María Eugenia "Maru" Díaz Calvo (born 30 April 1990) is a Spanish former politician for the party Podemos. First elected to the Cortes of Aragon in 2015, she led the party in the 2019 election, and was subsequently made Minister of Science, University and Knowledge Society in the Second government of Javier Lambán. In 2023, after winning the only seat for her party, she left politics.

==Biography==
Born in Tarazona, Province of Zaragoza, Díaz studied Philosophy at the University of Zaragoza. Elected to the Cortes of Aragon in 2015, she became Podemos's spokesperson in the legislature.

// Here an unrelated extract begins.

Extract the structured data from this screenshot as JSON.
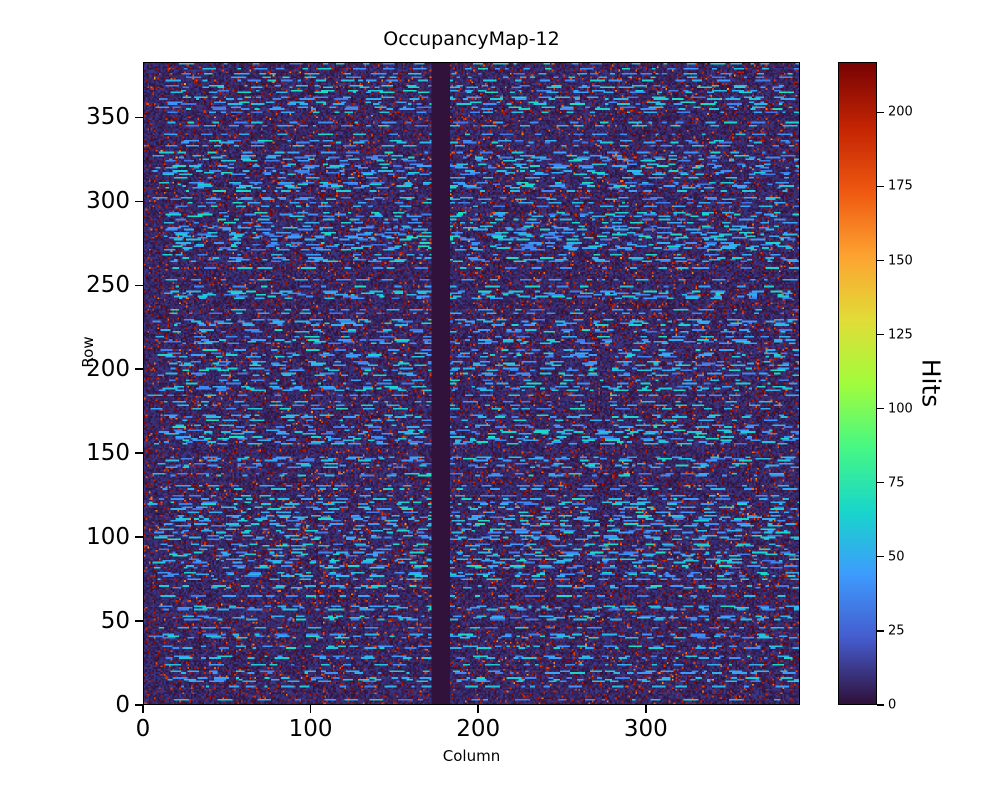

In November 2018, Díaz ran to be Podemos's lead candidate for the 2019 Aragonese regional election. She defeated Erika Sanz in a tight primary decided by just 72 votes (51.4% to 48.6%). She was the youngest and only female lead candidate in the election. She ran on a platform of action against violence towards women, fighting climate change and reversing depopulation of rural areas through improving infrastructure. In the election, Podemos fell from 14 seats to five.

In August 2019, incumbent regional president Javier Lambán (PSOE) formed a four-party government with Podemos, the Aragonese Party and Chunta Aragonesista. Díaz was made Minister of Science, University and Knowledge Society; she said she would increase pay for university staff and bring high-speed internet to rural areas. Days after assuming office, she dismissed Bruno Pérez, one of her department's director generals, for supporting the Catalan independence movement; he had led a project to recreate the Estelada flag in coloured lights.

In the 2023 Aragonese regional election, Podemos lost four seats, leaving only Díaz in the Cortes. She then announced that she would leave both her seat and the regional leadership of the party after the national election in July.